По дороге домой в моей голове надоедливо бился вопрос: «Кому нужен «Король Лир»? В самом деле, нужен ли?..» Затем шекспировского Лира заслонил и вытеснил образ Митрофана Ипатьевича. Только ли воины фронта и менее всего пэвэошники, думалось мне, олицетворяют каменную стойкость Ленинграда? Прежде всего ее олицетворяют такие вот подвижники.
Глава из диссертации
Была непроглядная сентябрьская ночь, черная, сырая, — в такие кромешные ночи городу снились волшебные сказки. Почему? Потому что налета не будет: в дождливые ночи немцы не летают.

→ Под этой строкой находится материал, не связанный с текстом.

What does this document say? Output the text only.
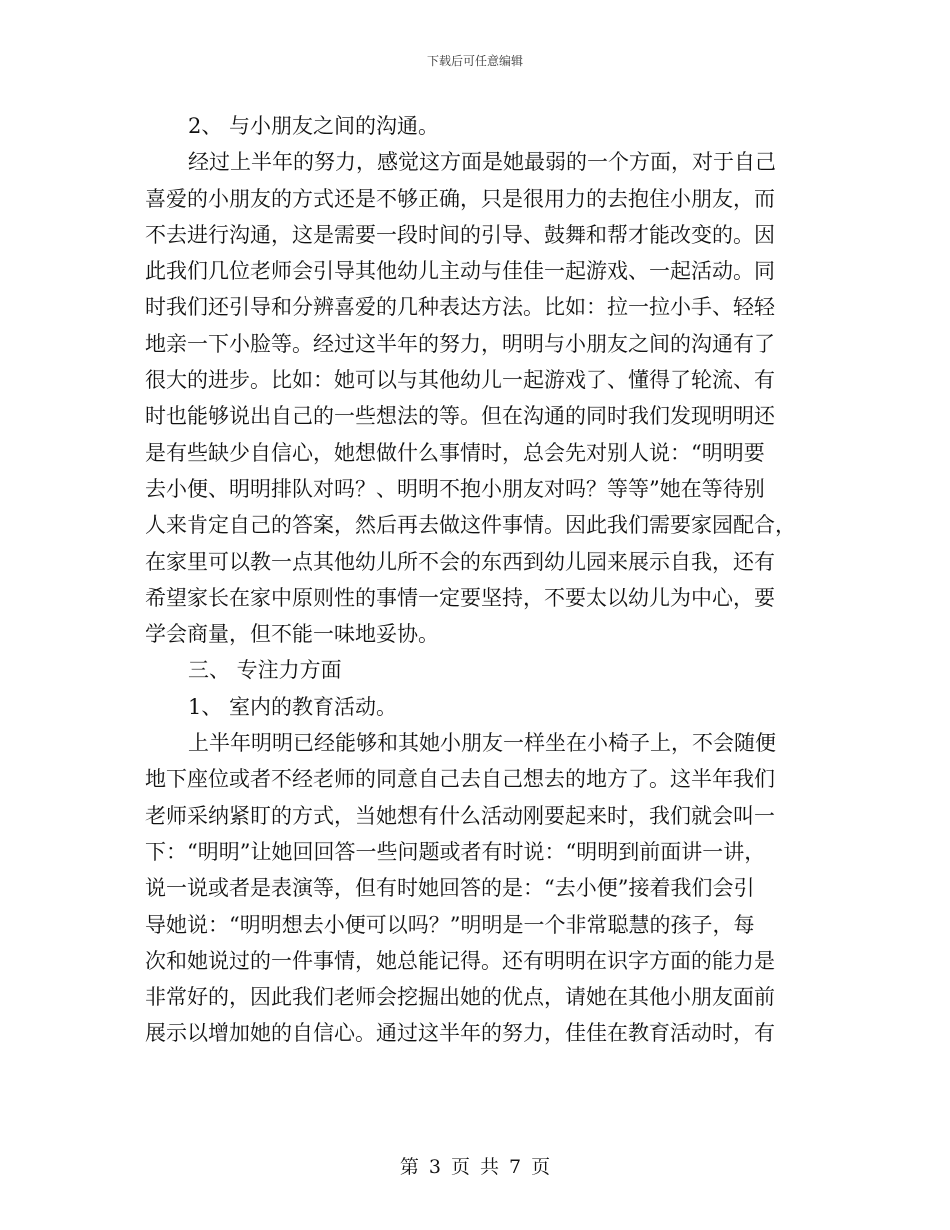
下载后可任意编辑
2、 与小朋友之间的沟通。
经过上半年的努力，感觉这方面是她最弱的一个方面，对于自己
喜爱的小朋友的方式还是不够正确，只是很用力的去抱住小朋友，而
不去进行沟通，这是需要一段时间的引导、鼓舞和帮才能改变的。因
此我们几位老师会引导其他幼儿主动与佳佳一起游戏、一起活动。同
时我们还引导和分辨喜爱的几种表达方法。比如：拉一拉小手、轻轻
地亲一下小脸等。经过这半年的努力，明明与小朋友之间的沟通有了
很大的进步。比如：她可以与其他幼儿一起游戏了、懂得了轮流、有
时也能够说出自己的一些想法的等。但在沟通的同时我们发现明明还
是有些缺少自信心，她想做什么事情时，总会先对别人说：“明明要
去小便、明明排队对吗？、明明不抱小朋友对吗？等等”她在等待别
人来肯定自己的答案，然后再去做这件事情。因此我们需要家园配合，
在家里可以教一点其他幼儿所不会的东西到幼儿园来展示自我，还有
希望家长在家中原则性的事情一定要坚持，不要太以幼儿为中心，要
学会商量，但不能一味地妥协。
三、 专注力方面
1、 室内的教育活动。
上半年明明已经能够和其她小朋友一样坐在小椅子上，不会随便
地下座位或者不经老师的同意自己去自己想去的地方了。这半年我们
老师采纳紧盯的方式，当她想有什么活动刚要起来时，我们就会叫一
下：“明明”让她回回答一些问题或者有时说：“明明到前面讲一讲，
说一说或者是表演等，但有时她回答的是：“去小便”接着我们会引
导她说：“明明想去小便可以吗？”明明是一个非常聪慧的孩子，每
次和她说过的一件事情，她总能记得。还有明明在识字方面的能力是
非常好的，因此我们老师会挖掘出她的优点，请她在其他小朋友面前
展示以增加她的自信心。通过这半年的努力，佳佳在教育活动时，有
第 3 页 共 7 页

Не будет, вероятно, и обстрела: слишком темно, чтобы корректировать огонь.
Мы в паре с Водовозовым патрулировали небольшой квартал в юго-западном секторе города. Напряженно вглядывались в темноту, ловили шорохи и запахи, молчали. Он был неразговорчив, Водовозов. Я тоже не стремился к прениям. В густой темноте хорошо мечтается. Я вспомнил Сосновку и с ужасом подумал: «Сколько еще таких вот ночей отделяет нас от солнечного утра победы? С ума можно сойти, если представить, сколько за войну потеряно драгоценного времени. Каждый человек мог бы сделать что-нибудь полезное…»
И дальше рассуждал: если бы собрать в истории человечества все предложения, проекты и открытия, направленные к улучшению жизни людей, а с другой стороны, собрать в одну кучу все умышленные и бессознательные, все объективные и субъективные препятствия, мешавшие этому, — перевес определенно оказался бы на стороне творческого начала. И когда люди станут жить только по-человечески, когда они поведут линию прогресса только по вершинам этого начала, как же подвинется вперед человек, какие новые выси откроются перед ним, каким он станет великаном!.. Это начнется в коммунизме. Войн тогда не будет. Не будет этих бессветных ночей и бессмысленного истребления народов…
Мне захотелось крикнуть в темноту: «Слышите, люди? Слышите ли голос Ленинграда? Ленинград живет. Он борется и стучит ради вас каблуками патрулей в эту аспидно-черную ночь. И желает счастья. Желает вам вечного света и высоких помыслов. Будьте разумны, берегите жизнь. Будьте разумны и красивы!..»
— Дубравин! — позвал Водовозов и тихо при этом выругался.
Я оглянулся — никого не видно.
— Где вы, товарищ Водовозов?
— Да вот же, за углом, черт побери! Дайте мне руку.
Увлеченный мыслями, я не заметил, как отстал от Водовозова. Он, видимо, оступился и упал в воронку От снаряда.
— Все ли в порядке? — спросил я, вытащив его из ямы.
— Колено расшиб. Где это меня подстерегло?
Я осветил фонарем мокрый угол здания, прочел под жестяным козырьком номер дома и название улицы — буквы потемнели, козырек был ржавый, едва удалось разобрать потускневшую надпись.
— Улица Писарева.
— Вот не ожидал! — удивился Водовозов.
— Граница нашего патрульного района. Мы на своем маршруте, пока никуда не сбились.